Il filosofo Sciacca e l’abito religiosoMichele Federico Sciacca nacque a Giarre in provincia di Catania e morì a Genova il 24 febbraio 1975. Nel 1974, un anno prima della sua morte, il grande filosofo si trovava a Firenze, per commemorare il settimo centenario della morte di S. Bonaventura da Bagnoregio, presso lo Studio teologico di Santa Croce. Nel tempo libero il padre francescano Felice Rossetti lo accompagnava, per acquisti, in via Calzaioli, che collega Palazzo Vecchio con il Duomo di Santa Maria del Fiore. Ad un certo punto tra il grande filosofo ed il religioso francescano, il discorso cadde sulla opportunità o meno di portare ancora la tonaca francescana. Il Filosofo, senza proferire parola, cominciò a guardare attorno; quindi indicando a dito una ragazza tra i passanti, che sulla sera affollano quella famosa strada di alta moda: “Guardi, guardi quella donna: ha la vesta lunga fin quasi ai piedi e un cordoncino bianco che gliela accomoda ai fianchi; ed osservi come le sta bene il cappuccio. Ha visto?”. ... 

...  Poi continuando a sbirciare fra la gente: “Eccone là un’altra; quella ha un mantello lungo, con cappuccio ampio, cascante sulle spalle, osservi com’è elegante…”. “E quel giovanotto lì, con giaccone e cappuccio foderato di lana pecorina?”. “lei mi ha rivolto una domanda; ma non sono io, né voglio esserlo, a risponderle. Rispondono quei signori e tanti altri”.

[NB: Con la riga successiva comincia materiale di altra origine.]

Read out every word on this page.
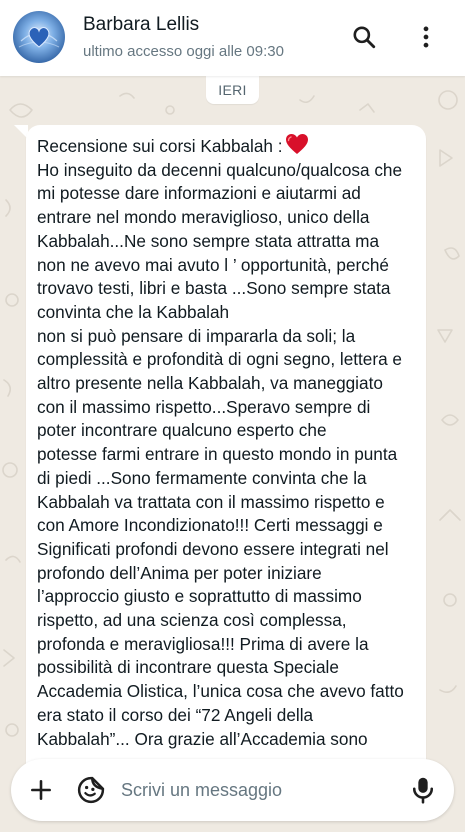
Barbara Lellis
ultimo accesso oggi alle 09:30
IERI
Recensione sui corsi Kabbalah :
Ho inseguito da decenni qualcuno/qualcosa che
mi potesse dare informazioni e aiutarmi ad
entrare nel mondo meraviglioso, unico della
Kabbalah...Ne sono sempre stata attratta ma
non ne avevo mai avuto l ’ opportunità, perché
trovavo testi, libri e basta ...Sono sempre stata
convinta che la Kabbalah
non si può pensare di impararla da soli; la
complessità e profondità di ogni segno, lettera e
altro presente nella Kabbalah, va maneggiato
con il massimo rispetto...Speravo sempre di
poter incontrare qualcuno esperto che
potesse farmi entrare in questo mondo in punta
di piedi ...Sono fermamente convinta che la
Kabbalah va trattata con il massimo rispetto e
con Amore Incondizionato!!! Certi messaggi e
Significati profondi devono essere integrati nel
profondo dell’Anima per poter iniziare
l’approccio giusto e soprattutto di massimo
rispetto, ad una scienza così complessa,
profonda e meravigliosa!!! Prima di avere la
possibilità di incontrare questa Speciale
Accademia Olistica, l’unica cosa che avevo fatto
era stato il corso dei “72 Angeli della
Kabbalah”... Ora grazie all’Accademia sono
Scrivi un messaggio
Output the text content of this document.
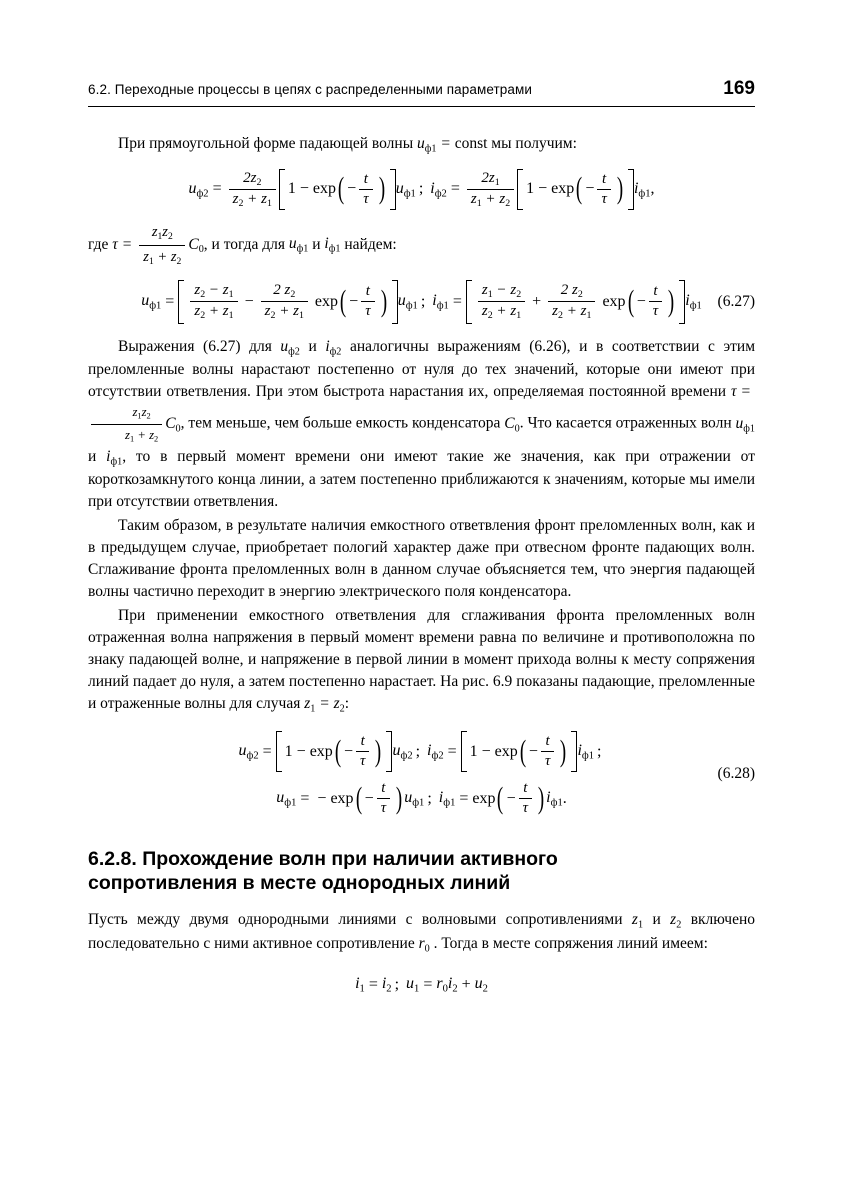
6.2. Переходные процессы в цепях с распределенными параметрами	169

При прямоугольной форме падающей волны $u_{ф1}$ = const мы получим:

$u_{ф2} = \frac{2z_2}{z_2 + z_1} 1 - \exp$ ( − $\frac{t}{\tau}$ ) $u_{ф1}$ ;
$i_{ф2} = \frac{2z_1}{z_1 + z_2} 1 - \exp$ ( − $\frac{t}{\tau}$ ) $i_{ф1}$ ,

где
$\tau = \frac{z_1z_2}{z_1 + z_2} C_0$ , и тогда для
$u_{ф1}$
и
$i_{ф1}$
найдем:

$u_{ф1} = \frac{z_2 - z_1}{z_2 + z_1} - \frac{2 z_2}{z_2 + z_1}$ exp ( − $\frac{t}{\tau}$ ) $u_{ф1}$ ;
$i_{ф1} = \frac{z_1 - z_2}{z_2 + z_1} + \frac{2 z_2}{z_2 + z_1}$ exp ( − $\frac{t}{\tau}$ ) $i_{ф1}$ (6.27)

Выражения (6.27) для $u_{ф2}$ и $i_{ф2}$ аналогичны выражениям (6.26), и в соответствии с этим преломленные волны нарастают постепенно от нуля до тех значений, которые они имеют при отсутствии ответвления. При этом быстрота нарастания их, определяемая постоянной времени τ =
$\frac{z_1z_2}{z_1 + z_2} C_0$, тем меньше, чем больше емкость конденсатора $C_0$. Что касается отраженных волн $u_{ф1}$ и $i_{ф1}$, то в первый момент времени они имеют такие же значения, как при отражении от короткозамкнутого конца линии, а затем постепенно приближаются к значениям, которые мы имели при отсутствии ответвления.

Таким образом, в результате наличия емкостного ответвления фронт преломленных волн, как и в предыдущем случае, приобретает пологий характер даже при отвесном фронте падающих волн. Сглаживание фронта преломленных волн в данном случае объясняется тем, что энергия падающей волны частично переходит в энергию электрического поля конденсатора.

При применении емкостного ответвления для сглаживания фронта преломленных волн отраженная волна напряжения в первый момент времени равна по величине и противоположна по знаку падающей волне, и напряжение в первой линии в момент прихода волны к месту сопряжения линий падает до нуля, а затем постепенно нарастает. На рис. 6.9 показаны падающие, преломленные и отраженные волны для случая $z_1 = z_2$:

$u_{ф2} = 1 - \exp$ ( − $\frac{t}{\tau}$ ) $u_{ф2}$ ;
$i_{ф2} = 1 - \exp$ ( − $\frac{t}{\tau}$ ) $i_{ф1}$ ;
$u_{ф1}$ = − exp ( − $\frac{t}{\tau}$ ) $u_{ф1}$ ;
$i_{ф1} = \exp$ ( − $\frac{t}{\tau}$ ) $i_{ф1}$ .
(6.28)
6.2.8. Прохождение волн при наличии активного
сопротивления в месте однородных линий

Пусть между двумя однородными линиями с волновыми сопротивлениями $z_1$ и $z_2$ включено последовательно с ними активное сопротивление $r_0$ . Тогда в месте сопряжения линий имеем:

$i_1 = i_2$ ;
$u_1 = r_0$ $i_2 + u_2$
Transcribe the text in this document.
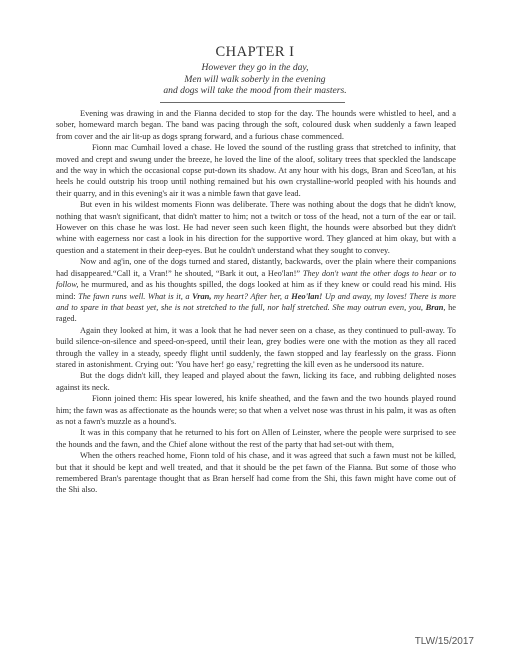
CHAPTER I
However they go in the day,
Men will walk soberly in the evening
and dogs will take the mood from their masters.

Evening was drawing in and the Fianna decided to stop for the day. The hounds were whistled to heel, and a sober, homeward march began. The band was pacing through the soft, coloured dusk when suddenly a fawn leaped from cover and the air lit-up as dogs sprang forward, and a furious chase commenced.

Fionn mac Cumhail loved a chase. He loved the sound of the rustling grass that stretched to infinity, that moved and crept and swung under the breeze, he loved the line of the aloof, solitary trees that speckled the landscape and the way in which the occasional copse put-down its shadow. At any hour with his dogs, Bran and Sceo'lan, at his heels he could outstrip his troop until nothing remained but his own crystalline-world peopled with his hounds and their quarry, and in this evening's air it was a nimble fawn that gave lead.

But even in his wildest moments Fionn was deliberate. There was nothing about the dogs that he didn't know, nothing that wasn't significant, that didn't matter to him; not a twitch or toss of the head, not a turn of the ear or tail. However on this chase he was lost. He had never seen such keen flight, the hounds were absorbed but they didn't whine with eagerness nor cast a look in his direction for the supportive word. They glanced at him okay, but with a question and a statement in their deep-eyes. But he couldn't understand what they sought to convey.

Now and ag'in, one of the dogs turned and stared, distantly, backwards, over the plain where their companions had disappeared.“Call it, a Vran!” he shouted, “Bark it out, a Heo'lan!” They don't want the other dogs to hear or to follow, he murmured, and as his thoughts spilled, the dogs looked at him as if they knew or could read his mind. His mind: The fawn runs well. What is it, a Vran, my heart? After her, a Heo'lan! Up and away, my loves! There is more and to spare in that beast yet, she is not stretched to the full, nor half stretched. She may outrun even, you, Bran, he raged.

Again they looked at him, it was a look that he had never seen on a chase, as they continued to pull-away. To build silence-on-silence and speed-on-speed, until their lean, grey bodies were one with the motion as they all raced through the valley in a steady, speedy flight until suddenly, the fawn stopped and lay fearlessly on the grass. Fionn stared in astonishment. Crying out: 'You have her! go easy,' regretting the kill even as he undersood its nature.

But the dogs didn't kill, they leaped and played about the fawn, licking its face, and rubbing delighted noses against its neck.

Fionn joined them: His spear lowered, his knife sheathed, and the fawn and the two hounds played round him; the fawn was as affectionate as the hounds were; so that when a velvet nose was thrust in his palm, it was as often as not a fawn's muzzle as a hound's.

It was in this company that he returned to his fort on Allen of Leinster, where the people were surprised to see the hounds and the fawn, and the Chief alone without the rest of the party that had set-out with them,

When the others reached home, Fionn told of his chase, and it was agreed that such a fawn must not be killed, but that it should be kept and well treated, and that it should be the pet fawn of the Fianna. But some of those who remembered Bran's parentage thought that as Bran herself had come from the Shi, this fawn might have come out of the Shi also.

TLW/15/2017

Sciacca con calore continuò: “Il saio è bello; è bello! Molti frati sembra non abbiano occhi e gusto. Il loro abiti è bello! E non si accorgono che proprio le donne – che se intendono più di tutti – sono quelle che glielo rubano. Chi si prende il cappuccio; chi la veste; chi il cordoncino; e chi l’intero. E’ segno evidente che è bello”. “Recentemente – prosegue Siacca – ho parlato di questo argomento con un  Cardinale mio amico. Ebbene, convenimmo che bisognava aver perduto il buon senso per togliere una vesta estremamente semplice, lineare, armonica. Faccia indossare la tonaca francescana ad una persona un po’ deforme e vedrà come contribuisce al suo miglioramento esteriore. Le ragioni che adducono alcune persone sprovviste di senso estetico, potranno avere una parvenza di vero, ma la loro non è una scelta intelligente. Del resto, in questo campo, il clero non fa testo; la raffinatezza nel vestire contrasta con la vocazione, che pur esige dignità, proprietà e decoro. Sul saio si possono fare tante considerazioni, ma mi sono limitato a confessarle che, per me, è bello”.

E adesso le rivolgo alcune domande: “Come mai, coperto del suo saio bigio, povero, rappezzato, San Francesco ha trascinato dietro di sé intere moltitudini? E San Bonaventura, con lo stesso abito, non ha salito le più celebrate cattedre dell’umano sapere? La tonaca francescana è la veste dell’aristocrazia dello spirito. Questo le basti. Spero che lei non sia  distante dal mio convincimento”. Anni dopo il padre Rossetti scriverà un libro a difesa dell’abito francescano dove ricorderà questo gustoso episodio.